Recently, I co-first authored a paper with several members of my two labs (I am co-mentored by both Dr. Denise Kirschner and Dr. Jennifer Linderman). In this work, which was published in PLoS Computational Biology, we present a computational, multi-scale model of granuloma formation and dissemination within monkey lungs. In Mycobacterium tuberculosis infection, granulomas are spherical structures in the lungs, that form as part of immune response to surround and suppress infection. However, sometimes bacteria escape the granuloma environment and disseminate. Broadly defined, dissemination is the spread of bacteria throughout the lungs, and is associated with much poorer outcomes for the infected individual. At the moment, dissemination is very difficult to address experimentally, and it is not known what causes dissemination. Thus, we built a computational model to probe questions about dissemination.
We named this model MultiGran, as it tracks the evolution of cells, cytokines, and bacterial populations within multiple granulomas throughout a simulated Mycobacterium tuberculosis infection. The model matches multiple experimental datasets across the cellular, granuloma, and whole-lung scales of monkey infection. These datasets were provided by our co-authors from the Flynn Lab in Pittsburgh, world-wide leaders in tuberculosis research.
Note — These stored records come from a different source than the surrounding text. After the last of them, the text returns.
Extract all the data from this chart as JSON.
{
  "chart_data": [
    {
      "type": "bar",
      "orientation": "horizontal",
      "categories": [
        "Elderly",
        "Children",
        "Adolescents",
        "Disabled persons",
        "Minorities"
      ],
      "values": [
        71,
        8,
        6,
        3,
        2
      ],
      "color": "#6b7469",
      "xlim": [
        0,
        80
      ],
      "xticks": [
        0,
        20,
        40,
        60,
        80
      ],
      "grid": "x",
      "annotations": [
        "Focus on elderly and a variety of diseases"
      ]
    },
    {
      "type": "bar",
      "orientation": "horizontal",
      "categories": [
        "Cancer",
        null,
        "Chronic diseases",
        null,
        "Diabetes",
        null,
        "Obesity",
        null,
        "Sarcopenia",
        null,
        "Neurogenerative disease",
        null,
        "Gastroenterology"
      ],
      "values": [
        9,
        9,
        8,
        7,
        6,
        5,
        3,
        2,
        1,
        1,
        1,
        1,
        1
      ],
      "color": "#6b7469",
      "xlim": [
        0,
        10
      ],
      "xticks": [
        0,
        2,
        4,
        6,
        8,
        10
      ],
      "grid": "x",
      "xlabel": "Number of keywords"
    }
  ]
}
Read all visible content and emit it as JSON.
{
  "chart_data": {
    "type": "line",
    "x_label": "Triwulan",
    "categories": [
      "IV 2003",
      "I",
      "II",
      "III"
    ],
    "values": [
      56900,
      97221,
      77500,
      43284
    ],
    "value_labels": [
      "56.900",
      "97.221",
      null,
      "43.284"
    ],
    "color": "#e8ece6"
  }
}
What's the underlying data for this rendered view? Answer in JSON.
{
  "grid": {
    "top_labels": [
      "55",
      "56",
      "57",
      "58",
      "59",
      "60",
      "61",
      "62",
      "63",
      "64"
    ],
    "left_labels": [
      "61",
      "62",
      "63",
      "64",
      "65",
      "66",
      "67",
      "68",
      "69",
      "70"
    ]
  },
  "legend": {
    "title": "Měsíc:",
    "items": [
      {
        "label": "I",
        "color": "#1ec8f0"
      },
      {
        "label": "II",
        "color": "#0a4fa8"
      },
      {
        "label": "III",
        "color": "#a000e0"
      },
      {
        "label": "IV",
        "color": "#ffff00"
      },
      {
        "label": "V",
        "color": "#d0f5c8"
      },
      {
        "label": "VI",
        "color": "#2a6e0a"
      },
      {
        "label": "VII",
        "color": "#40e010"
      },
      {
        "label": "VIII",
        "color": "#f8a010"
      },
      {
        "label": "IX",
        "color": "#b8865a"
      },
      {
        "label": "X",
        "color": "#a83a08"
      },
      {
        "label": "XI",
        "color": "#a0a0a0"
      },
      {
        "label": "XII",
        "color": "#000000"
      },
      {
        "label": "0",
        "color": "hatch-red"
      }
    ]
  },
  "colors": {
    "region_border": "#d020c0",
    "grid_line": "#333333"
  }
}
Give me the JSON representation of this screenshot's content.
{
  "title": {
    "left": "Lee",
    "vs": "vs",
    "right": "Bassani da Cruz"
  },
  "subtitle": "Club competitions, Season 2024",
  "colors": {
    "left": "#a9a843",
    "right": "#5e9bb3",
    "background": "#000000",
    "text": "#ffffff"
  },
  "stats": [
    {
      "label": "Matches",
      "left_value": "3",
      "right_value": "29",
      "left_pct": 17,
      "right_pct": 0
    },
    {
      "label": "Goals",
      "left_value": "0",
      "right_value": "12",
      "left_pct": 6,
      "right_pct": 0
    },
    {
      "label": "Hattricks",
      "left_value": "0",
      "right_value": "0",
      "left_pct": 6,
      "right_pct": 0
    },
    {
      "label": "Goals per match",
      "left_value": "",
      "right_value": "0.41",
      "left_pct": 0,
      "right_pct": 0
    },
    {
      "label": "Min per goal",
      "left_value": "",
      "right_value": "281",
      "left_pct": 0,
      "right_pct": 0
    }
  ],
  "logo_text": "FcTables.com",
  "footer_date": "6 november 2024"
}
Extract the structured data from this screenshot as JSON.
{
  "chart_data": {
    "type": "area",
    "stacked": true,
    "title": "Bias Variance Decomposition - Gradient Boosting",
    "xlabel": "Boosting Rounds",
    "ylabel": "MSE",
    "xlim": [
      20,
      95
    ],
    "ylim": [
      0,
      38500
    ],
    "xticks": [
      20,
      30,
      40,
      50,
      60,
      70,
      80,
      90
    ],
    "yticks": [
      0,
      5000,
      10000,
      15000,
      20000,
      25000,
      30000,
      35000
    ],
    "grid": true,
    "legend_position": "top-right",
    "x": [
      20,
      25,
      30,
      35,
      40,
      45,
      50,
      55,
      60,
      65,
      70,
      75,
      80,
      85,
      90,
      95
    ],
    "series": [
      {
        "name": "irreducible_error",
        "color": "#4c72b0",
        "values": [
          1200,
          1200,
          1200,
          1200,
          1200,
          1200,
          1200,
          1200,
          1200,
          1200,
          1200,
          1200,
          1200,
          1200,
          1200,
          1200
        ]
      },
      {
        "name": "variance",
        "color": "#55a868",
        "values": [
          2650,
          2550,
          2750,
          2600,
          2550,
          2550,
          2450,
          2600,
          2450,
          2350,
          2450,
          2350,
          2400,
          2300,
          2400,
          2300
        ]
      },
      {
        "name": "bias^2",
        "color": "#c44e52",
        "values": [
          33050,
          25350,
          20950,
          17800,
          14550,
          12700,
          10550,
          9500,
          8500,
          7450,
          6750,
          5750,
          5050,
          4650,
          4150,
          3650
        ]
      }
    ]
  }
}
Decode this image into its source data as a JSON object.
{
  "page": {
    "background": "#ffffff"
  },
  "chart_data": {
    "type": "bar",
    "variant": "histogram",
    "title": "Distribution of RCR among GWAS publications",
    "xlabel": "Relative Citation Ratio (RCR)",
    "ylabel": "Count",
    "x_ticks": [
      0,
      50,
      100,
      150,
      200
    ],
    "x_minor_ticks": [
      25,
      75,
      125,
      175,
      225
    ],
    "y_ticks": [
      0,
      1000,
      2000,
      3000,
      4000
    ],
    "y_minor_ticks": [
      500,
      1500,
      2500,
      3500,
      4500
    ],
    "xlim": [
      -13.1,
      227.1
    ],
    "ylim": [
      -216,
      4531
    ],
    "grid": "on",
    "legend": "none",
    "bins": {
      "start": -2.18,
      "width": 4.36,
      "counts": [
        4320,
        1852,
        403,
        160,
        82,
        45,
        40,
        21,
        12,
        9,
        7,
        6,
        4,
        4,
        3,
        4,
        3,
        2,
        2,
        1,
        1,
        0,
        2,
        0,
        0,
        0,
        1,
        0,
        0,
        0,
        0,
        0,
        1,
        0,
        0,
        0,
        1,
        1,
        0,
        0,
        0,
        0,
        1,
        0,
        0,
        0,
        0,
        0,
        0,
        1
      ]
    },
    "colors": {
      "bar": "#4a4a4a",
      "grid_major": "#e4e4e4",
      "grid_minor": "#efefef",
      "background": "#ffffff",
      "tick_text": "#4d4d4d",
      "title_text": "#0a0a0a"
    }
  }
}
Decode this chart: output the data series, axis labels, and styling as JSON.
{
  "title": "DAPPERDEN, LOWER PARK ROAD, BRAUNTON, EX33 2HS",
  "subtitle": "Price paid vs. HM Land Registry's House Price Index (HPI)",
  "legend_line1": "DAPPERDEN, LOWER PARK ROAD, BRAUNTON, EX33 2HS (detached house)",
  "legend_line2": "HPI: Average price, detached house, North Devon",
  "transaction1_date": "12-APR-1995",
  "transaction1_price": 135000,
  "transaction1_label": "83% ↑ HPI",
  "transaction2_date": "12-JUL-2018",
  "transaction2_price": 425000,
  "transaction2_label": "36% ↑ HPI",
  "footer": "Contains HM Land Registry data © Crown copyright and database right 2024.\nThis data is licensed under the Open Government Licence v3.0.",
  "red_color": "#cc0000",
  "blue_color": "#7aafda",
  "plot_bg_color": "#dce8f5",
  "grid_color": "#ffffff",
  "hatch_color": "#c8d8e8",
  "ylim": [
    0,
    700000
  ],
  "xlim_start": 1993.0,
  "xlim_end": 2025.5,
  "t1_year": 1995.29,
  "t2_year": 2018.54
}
Importantly, these are unique and critical datasets that present new insights into early events occurring during Mtb infection.

After validating our model, we use MultiGran to make two key predictions about dissemination events within monkey lungs during infection.
First, we predict that, in a typical infection, local dissemination is much more likely than non-local dissemination. In fact, we report that the likelihood of local dissemination is approximately two times greater than non-local dissemination. Non-local dissemination is thought to spread through either the lymphatics system or through airways in the lung, thus this type of dissemination can be much worse for the outcome of an individual.
Second, we predict a critical role for multi-functional CD8+ T cells in preventing dissemination. If, within a granuloma, a greater percentage of CD8+ T cells can perform dual functions of cytokine expression and cytotoxicity, then the likelihood of that granuloma disseminating significantly decreases. While the role of CD8+ T cells is being more appreciated in the tuberculosis research literature, this finding suggests a need for an even more increased focus on this specific cell type to evaluate the therapeutic potential that CD8+ multifunctional cells may offer.
Moving forward, we have many more questions that we could address with this model framework, so be on the lookout for coming research papers featuring MultiGran!